Highlights of the Synthesis Report: RA2 Coastal Case Study
Firth of Thames water levels and depths
- Sea level rise (SLR) will result in increased flooding of shore communities.
- Water depths in the Firth over time are projected to be relatively independent of RCP values (with rate of sea level rise roughly in tandem with sedimentation), but will nevertheless be maximal for RCP 8.5 (high greenhouse gas emissions).
- Areas of wetting and drying in the Firth may increase over time, particularly if more intense land uses evolve, making navigation more difficult.

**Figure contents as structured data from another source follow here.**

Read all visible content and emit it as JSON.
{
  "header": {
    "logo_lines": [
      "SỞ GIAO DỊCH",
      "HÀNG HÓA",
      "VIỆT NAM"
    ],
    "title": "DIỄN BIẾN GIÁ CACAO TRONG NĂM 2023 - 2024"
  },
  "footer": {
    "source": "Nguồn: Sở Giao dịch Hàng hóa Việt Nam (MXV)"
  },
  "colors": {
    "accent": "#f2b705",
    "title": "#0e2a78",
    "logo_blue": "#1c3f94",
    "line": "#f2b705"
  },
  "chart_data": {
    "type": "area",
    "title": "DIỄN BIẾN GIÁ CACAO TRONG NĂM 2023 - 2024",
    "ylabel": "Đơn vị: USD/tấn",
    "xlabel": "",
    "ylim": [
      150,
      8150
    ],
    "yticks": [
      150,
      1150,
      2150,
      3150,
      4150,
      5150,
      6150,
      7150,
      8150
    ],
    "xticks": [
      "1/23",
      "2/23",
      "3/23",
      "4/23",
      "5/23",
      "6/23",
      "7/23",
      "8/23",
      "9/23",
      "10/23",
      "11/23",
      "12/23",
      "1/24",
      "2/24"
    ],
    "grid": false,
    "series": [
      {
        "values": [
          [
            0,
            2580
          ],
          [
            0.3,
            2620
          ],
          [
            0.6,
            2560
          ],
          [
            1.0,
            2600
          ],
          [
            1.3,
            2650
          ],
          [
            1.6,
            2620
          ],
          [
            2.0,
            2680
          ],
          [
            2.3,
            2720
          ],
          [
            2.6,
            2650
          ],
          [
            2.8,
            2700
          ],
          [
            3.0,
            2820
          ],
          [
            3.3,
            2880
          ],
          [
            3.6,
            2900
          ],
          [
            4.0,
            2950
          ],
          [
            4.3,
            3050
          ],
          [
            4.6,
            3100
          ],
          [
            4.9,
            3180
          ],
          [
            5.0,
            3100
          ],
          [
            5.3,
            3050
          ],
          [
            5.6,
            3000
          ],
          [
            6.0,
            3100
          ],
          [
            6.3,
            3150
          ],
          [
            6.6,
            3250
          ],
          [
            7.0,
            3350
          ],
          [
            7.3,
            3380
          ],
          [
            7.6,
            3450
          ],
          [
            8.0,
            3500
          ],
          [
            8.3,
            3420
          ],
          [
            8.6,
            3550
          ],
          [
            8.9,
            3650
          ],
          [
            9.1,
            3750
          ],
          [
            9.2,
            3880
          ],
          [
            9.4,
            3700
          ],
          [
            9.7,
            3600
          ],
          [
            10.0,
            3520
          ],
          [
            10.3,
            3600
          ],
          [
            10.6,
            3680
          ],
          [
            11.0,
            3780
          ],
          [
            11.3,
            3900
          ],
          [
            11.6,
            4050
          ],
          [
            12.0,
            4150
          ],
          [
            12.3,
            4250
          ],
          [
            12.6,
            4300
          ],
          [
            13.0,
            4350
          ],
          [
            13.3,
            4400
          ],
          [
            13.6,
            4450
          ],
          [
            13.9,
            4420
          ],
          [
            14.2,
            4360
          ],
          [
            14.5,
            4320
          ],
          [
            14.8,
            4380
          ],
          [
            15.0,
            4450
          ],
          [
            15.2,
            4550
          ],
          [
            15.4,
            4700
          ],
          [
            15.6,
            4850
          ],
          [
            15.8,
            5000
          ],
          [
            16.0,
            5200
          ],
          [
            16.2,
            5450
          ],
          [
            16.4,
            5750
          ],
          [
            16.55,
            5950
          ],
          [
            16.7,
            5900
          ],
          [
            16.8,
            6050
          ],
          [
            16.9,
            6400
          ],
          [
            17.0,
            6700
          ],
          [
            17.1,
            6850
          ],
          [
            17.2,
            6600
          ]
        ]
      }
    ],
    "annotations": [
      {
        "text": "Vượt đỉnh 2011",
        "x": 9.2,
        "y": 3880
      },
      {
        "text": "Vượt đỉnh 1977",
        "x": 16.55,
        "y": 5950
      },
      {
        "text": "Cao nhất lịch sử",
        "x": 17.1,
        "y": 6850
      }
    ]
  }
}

- Conversely, there would be less wetting and drying were widespread reforestation to be adopted in the contributing catchments.
Firth of Thames mangrove distributions projections
- Under present landuses, up to 100% increase in mangrove habitat is projected in suitable areas, with a decrease of habitat in subtidal areas.
- For a 20% reduction in sediment supply (e.g., because of reforestation) some reduction in suitable habitat can be expected, especially for areas presently marginal for mangrove production.
- For a 20% increase in sediment supply (e.g., because of intensified landuses) a general increase in suitable habitat is projected.
Waihou and Piako River flows
- Projected changes in river flows are strongly linked to projected changes in precipitation.
- The median change in the annual mean flow is relatively small, with generally negative changes in winter and summer (decreased mean flow) and positive changes in spring and autumn (increased mean flow).
- Uncertainty in flow projections is high, corresponding to similar uncertainty in future precipitation projections for this region.
Waihou River salinity intrusion and flooding
- SLR is the main contributor to changes in saline intrusion and flooding.
- Salinity intrusion up the Waihou River is projected to extend up to a further 5 km inland (for a 1 metre SLR over the next century), and is relatively unaffected by changes in low river flows.
- Flooding in the upper part of the river (>50 km from the Firth) is largely unaffected by SLR.
- The largest impact of SLR and flood interaction will occur in the lower Waihou River (between Pekapeka and Puke Bridge), with up to a 0.5 m increase in combined flood level at Pekapeka for a 1 m SLR.
Economic and land use scenario analysis
- Agricultural commodity prices vary significantly over time due to changes in global socio-economic conditions, population growth, and climate change policy.
- Primary production is estimated to increase regardless of which Representative Concentration Pathway (RCP) is modelled. Forestry yields increase the most due to the influence of an increase in atmospheric CO2.
- A scenario of increased sediment loads is driven by deforestation and a shift to pastoral land uses.
- A scenario of a decline in sediment loads can be attributed to high carbon prices shifting marginal sheep and beef land to pine plantations, scrub, and fallow land.
The results giving rise to these highlights are given in the main body of the report; various technical explanations are given in the Appendix.